October 14, 2020
AVRO Arrow Flight Test Model Found
admincopa
After a four-year search for any of the five one-eighth scale AVRO Arrow test models launched from a Canadian military base at Prince Edward County, Ontario’s Point Petre during the early days of the supersonic Arrow program from 1954 to 1957, the first test model has been found at the bottom of Lake Ontario.
As reported in the January 31, 2020 edition of eFlight, the privately funded organization, OEX Recovery Group Incorporated, launched the exploration project, dubbed ‘Raise the Arrow Project’, in 2016. OEX was founded by Osisko Mining Inc. CEO John Burzynski.
Scale test models of the CF-105 Arrow were used as there were no wind tunnels large enough to accommodate a full-scale mock-up.
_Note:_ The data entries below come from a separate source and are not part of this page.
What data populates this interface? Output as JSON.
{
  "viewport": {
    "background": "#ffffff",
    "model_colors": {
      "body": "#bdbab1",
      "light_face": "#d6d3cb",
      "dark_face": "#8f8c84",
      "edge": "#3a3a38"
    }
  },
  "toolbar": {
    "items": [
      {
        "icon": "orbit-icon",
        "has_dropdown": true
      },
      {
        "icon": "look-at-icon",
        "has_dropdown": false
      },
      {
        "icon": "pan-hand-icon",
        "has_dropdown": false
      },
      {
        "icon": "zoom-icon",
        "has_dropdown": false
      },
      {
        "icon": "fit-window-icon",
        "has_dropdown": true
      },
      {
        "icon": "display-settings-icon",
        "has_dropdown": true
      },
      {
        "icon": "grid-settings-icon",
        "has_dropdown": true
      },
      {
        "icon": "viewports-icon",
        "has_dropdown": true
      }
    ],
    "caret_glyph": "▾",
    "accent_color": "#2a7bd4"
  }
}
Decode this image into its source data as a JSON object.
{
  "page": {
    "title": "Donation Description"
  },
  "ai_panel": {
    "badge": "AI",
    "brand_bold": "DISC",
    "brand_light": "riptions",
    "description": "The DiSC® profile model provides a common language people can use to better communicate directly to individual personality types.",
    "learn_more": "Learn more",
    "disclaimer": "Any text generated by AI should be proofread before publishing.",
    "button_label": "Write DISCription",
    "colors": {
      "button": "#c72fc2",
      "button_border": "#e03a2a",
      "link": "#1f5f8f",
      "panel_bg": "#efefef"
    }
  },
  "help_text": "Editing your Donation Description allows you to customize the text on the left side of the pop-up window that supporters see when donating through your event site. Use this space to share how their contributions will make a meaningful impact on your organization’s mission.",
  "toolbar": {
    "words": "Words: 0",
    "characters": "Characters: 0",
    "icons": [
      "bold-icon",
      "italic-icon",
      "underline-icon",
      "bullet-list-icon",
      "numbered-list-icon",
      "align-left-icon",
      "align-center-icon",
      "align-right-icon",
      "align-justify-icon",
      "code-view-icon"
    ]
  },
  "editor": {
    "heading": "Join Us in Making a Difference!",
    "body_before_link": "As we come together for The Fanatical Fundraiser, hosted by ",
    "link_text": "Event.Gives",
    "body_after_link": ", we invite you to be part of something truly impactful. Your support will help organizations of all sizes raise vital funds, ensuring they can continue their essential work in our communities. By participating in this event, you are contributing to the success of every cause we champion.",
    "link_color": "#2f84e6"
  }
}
In order to narrow down the search area, OEX enlisted the support of the RCAF, who made their chief historian, Richard Mayne, available. Using archival material, including documents in the National Research Council, Mayne was able to come up with possible landing zones in the lake. These covered about 100 square kilometres of lakebed.
“John [Burzynski] and his team had a lot of these details,” Mayne told the National Post. “What they were able to do is put everything together in a way that it hadn’t been before.”
Using sonar imaging, last September OEX spotted an image on the lakebed that matched the blueprints of the test model, albeit in pieces. “I immediately knew what it was and my first reaction was ‘fantastic. Darn,’” said Burzynski. “It was immediately evident to me that the model, and almost certainly the other ones, when they hit the water, they had come apart at the welds and settled as pieces on the floor.”
OEX is in the process of determining the best way to recover the pieces.